Example 6 Retardation of Melanomas in Female Mammals

Five each of HP59/CFA and CFA immunized, female C57 mice were inoculated intravenously with 1,000 melanoma cells. Time to death was the endpoint. Mice were to be sacrificed when respiratory distress was obvious.

The five female controls died on

days

46, 52, 54, 62 and 100. The autopsy of the diseased control mice showed lungs to be infiltrated by numerous metastasis. One immunized female died early with no sign of tumors. The remaining four immunized mice were all alive at day 140 with no signs of disease, at which time two of them were inoculated with an additional 1,000 melanoma cells (denoted by an arrow in FIG. 2). The remaining four immunized mice continued to show no signs of disease on day 305. FIG. 2 shows survival curves for the female mice challenged intravenously with 1000 melanoma cells. The y-axis represents percentage of survivors and the x-axis represents the number of days of survival. The blackened circles denote female controls and the blackened squares denote female immunized mammals.

All publications, patents and patent applications mentioned in this specification are herein incorporated by reference to the same extent as if each individual publication, patents or patent application was specifically and individually indicated to be incorporated by reference.

The invention now being fully described, it will be apparent to one of ordinary skill in the art that many changes and modifications can be made thereto without departing from the spirit or scope of the appended claims.

Claims

What is claimed is:

1. A method of attenuating a pathoangiogenic condition in a mammal, comprising administering to the mammal a composition comprising a polypeptide in an amount effective to induce or maintain an immune response to the Group B β-hemolitic streptococci (GBS) toxin receptor in the mammal, the immune response attenuating the pathoangiogenic condition,

wherein the polypeptide comprises a mammalian GBS toxin receptor or is an immunogenic fragment of the GBS toxin receptor,

wherein the GBS toxin receptor is capable of binding to GBS toxin CM101,

wherein the pathoangiogenic condition is tumor growth,

wherein the polypeptide is encoded by a nucleic acid sequence having greater than 95% sequence identity to SEQ ID NO:1, and

wherein the fragment of the mammalian GBS toxin receptor has at least nine amino acids.

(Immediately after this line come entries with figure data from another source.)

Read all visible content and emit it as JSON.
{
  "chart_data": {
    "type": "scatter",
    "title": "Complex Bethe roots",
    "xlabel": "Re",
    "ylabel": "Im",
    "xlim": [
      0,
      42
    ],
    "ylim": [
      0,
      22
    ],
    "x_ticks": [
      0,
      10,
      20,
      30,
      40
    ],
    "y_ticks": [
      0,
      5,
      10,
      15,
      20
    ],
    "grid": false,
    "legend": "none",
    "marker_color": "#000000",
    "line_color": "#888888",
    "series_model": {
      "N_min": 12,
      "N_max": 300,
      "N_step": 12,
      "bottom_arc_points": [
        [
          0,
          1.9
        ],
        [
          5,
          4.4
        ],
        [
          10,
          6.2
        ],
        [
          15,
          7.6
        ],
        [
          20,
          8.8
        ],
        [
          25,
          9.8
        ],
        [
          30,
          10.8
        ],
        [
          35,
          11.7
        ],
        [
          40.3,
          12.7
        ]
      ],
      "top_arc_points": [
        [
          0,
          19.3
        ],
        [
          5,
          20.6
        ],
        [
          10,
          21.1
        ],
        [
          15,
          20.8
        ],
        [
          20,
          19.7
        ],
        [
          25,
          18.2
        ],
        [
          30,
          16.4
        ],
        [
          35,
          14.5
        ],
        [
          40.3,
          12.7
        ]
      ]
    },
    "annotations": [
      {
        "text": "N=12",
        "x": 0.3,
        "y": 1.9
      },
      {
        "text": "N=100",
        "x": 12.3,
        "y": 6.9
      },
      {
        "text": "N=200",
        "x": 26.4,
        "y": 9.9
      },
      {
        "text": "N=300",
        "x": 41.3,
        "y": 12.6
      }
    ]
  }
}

2. The method of claim 1, wherein the GBS toxin receptor has 100% identity to SEQ ID NO:2.

3. The method of claim 1, wherein the polypeptide comprises SEQ ID NO:2.

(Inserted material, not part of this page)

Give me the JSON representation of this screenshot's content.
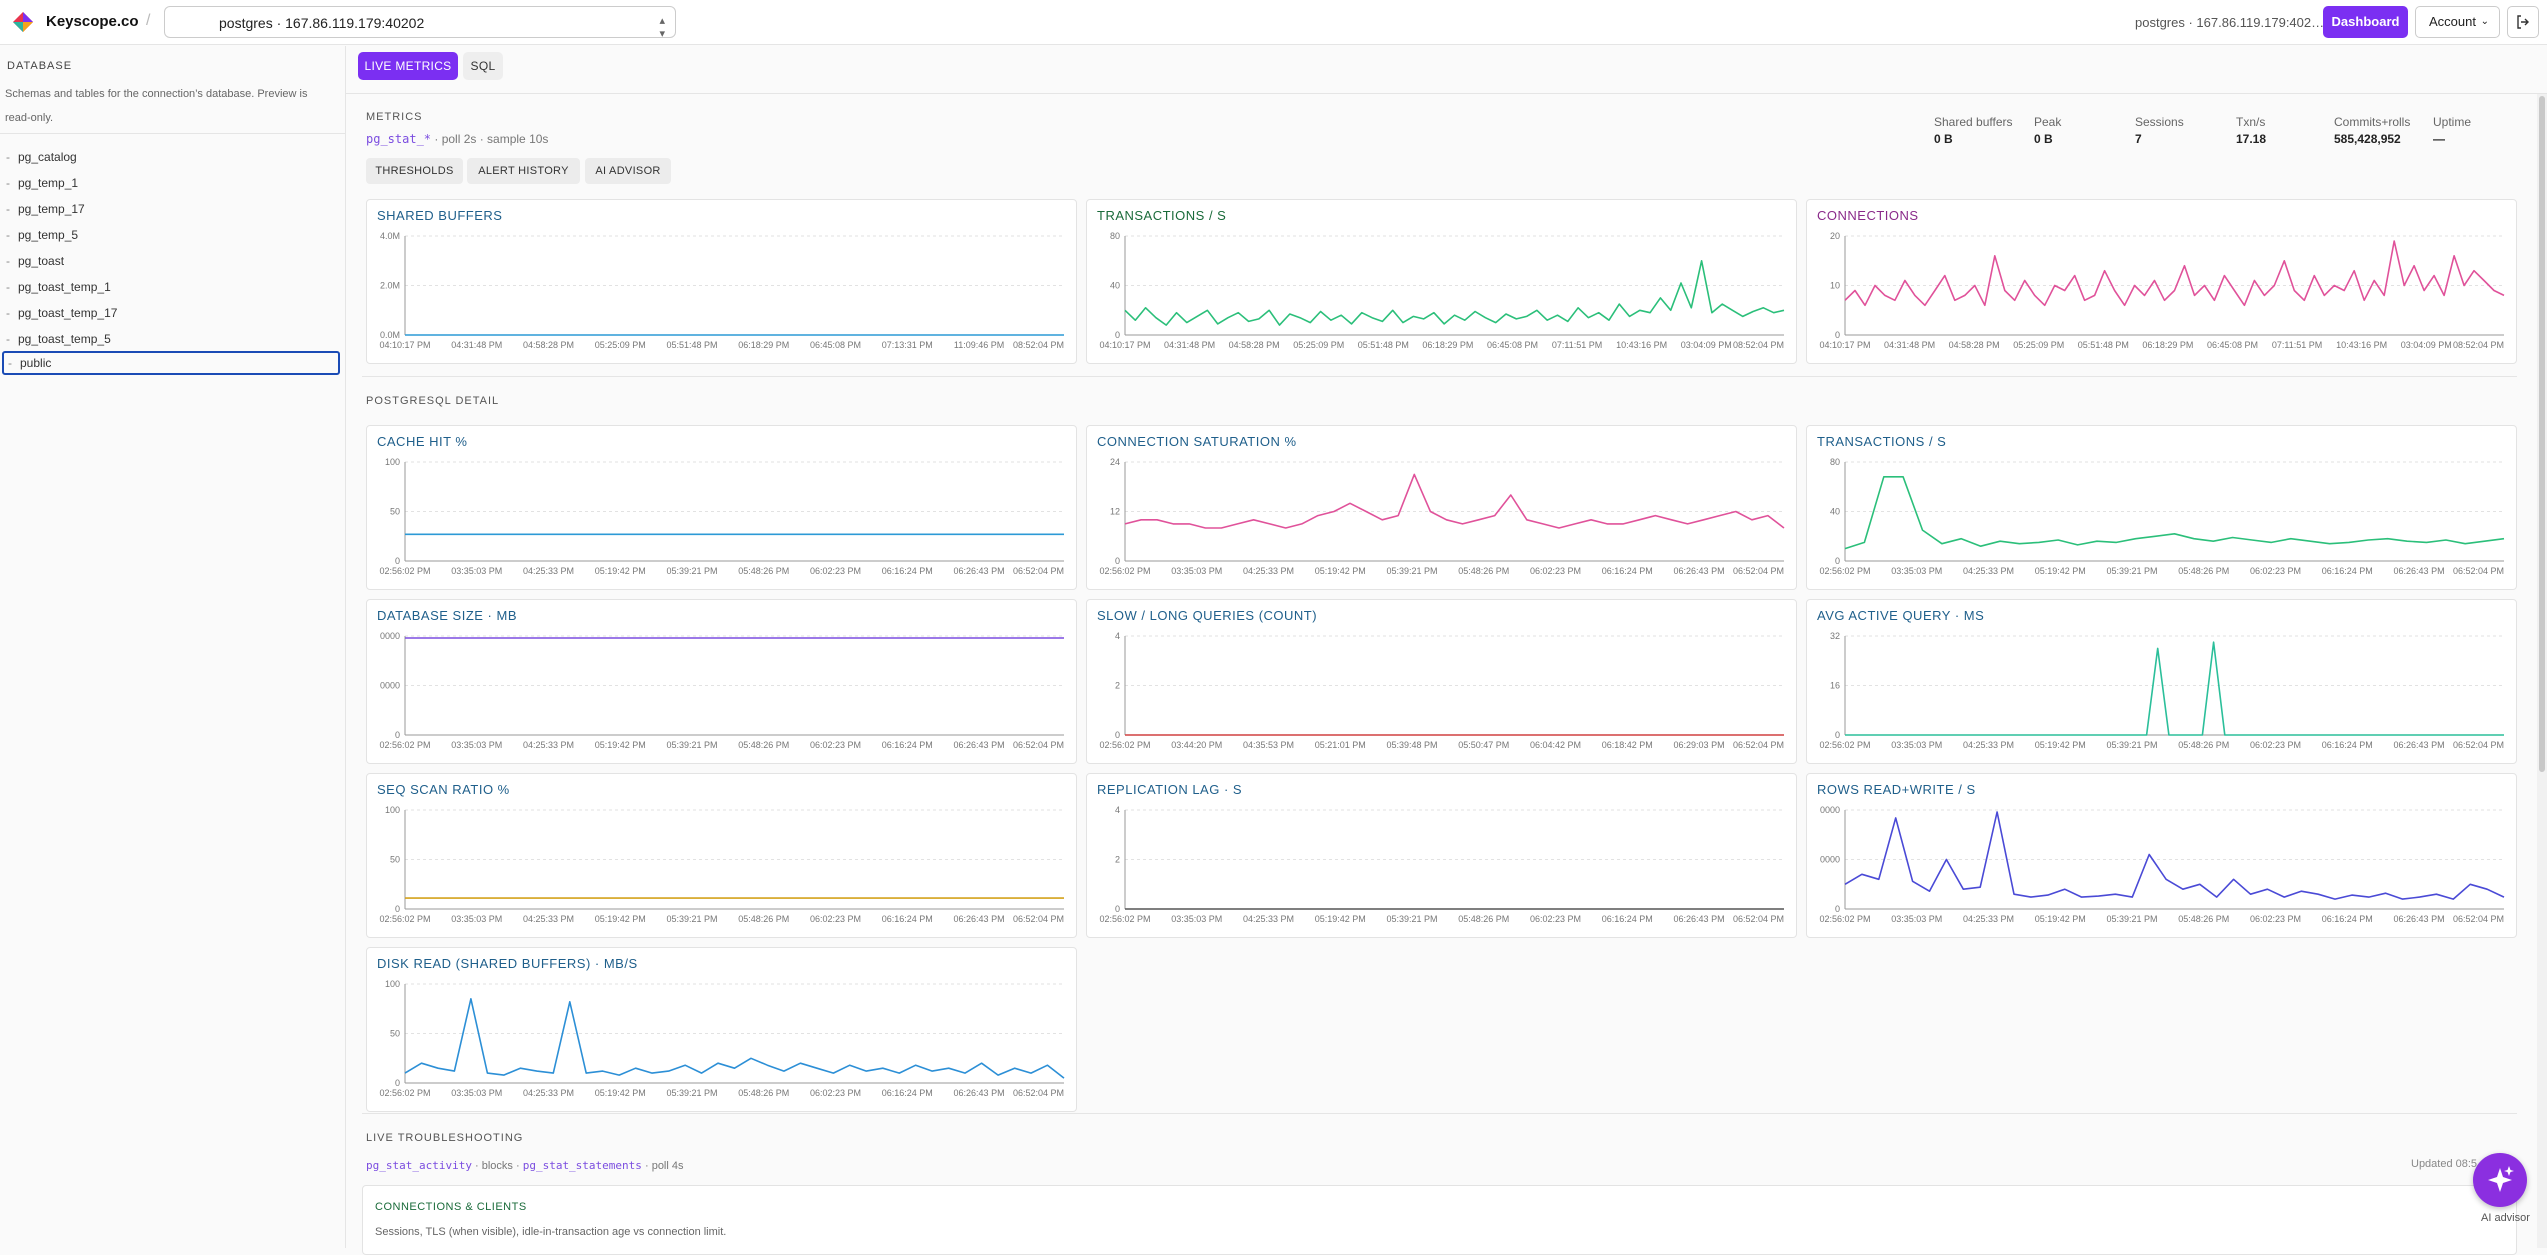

4. The method of claim 1, wherein the polypeptide is the immunogenic fragment of the GBS toxin receptor and is 10-50 amino acids in length.

5. A method of attenuating a pathoangiogenic condition in a mammal, comprising administering to the mammal a composition comprising a polypeptide, in an amount effective to induce or maintain an immune response to the Group B β-hemolitic streptococci (GBS) toxin receptor in the mammal, the immune response attenuating the pathoangiogenic condition,

wherein the pathoangiogenic condition is tumor growth

wherein the fragment of the mammalian GBS toxin receptor has at least nine amino acids,

wherein the GBS toxin receptor is capable of binding to GBS toxin CM101, and

wherein the GBS toxin receptor has at least about 86% identity to SEQ ID NO:2.

6. The method of claim 5, wherein the polypeptide is the immunogenic fragment of the GBS toxin receptor and is 10-50 amino acids in length.

7. A method of attenuating a pathoangiogenic condition in a mammal, comprising administering to the mammal a composition comprising a polypeptide comprising an amino acid sequence that has at least about 86% identity to SEQ ID NO:2, wherein the polypeptide is capable of binding the Group B β-hemolitic streptococci (GBS) toxin CM101, and wherein the pathoangiogenic condition is tumor growth.

8. The method of claim 7, wherein the amino acid sequence of said isolated polypeptide differs from the amino acid sequence selected from SEQ ID NO:2 at no more than about 1% of the amino acid residues.

9. The method of claim 7, wherein the amino acid sequence of the polypeptide differs from SEQ ID NO:2 by one amino acid residue.

10. The method of claim 7, wherein the different amino acid residues are conservative substitutions of the corresponding residues of SEQ ID NO:2.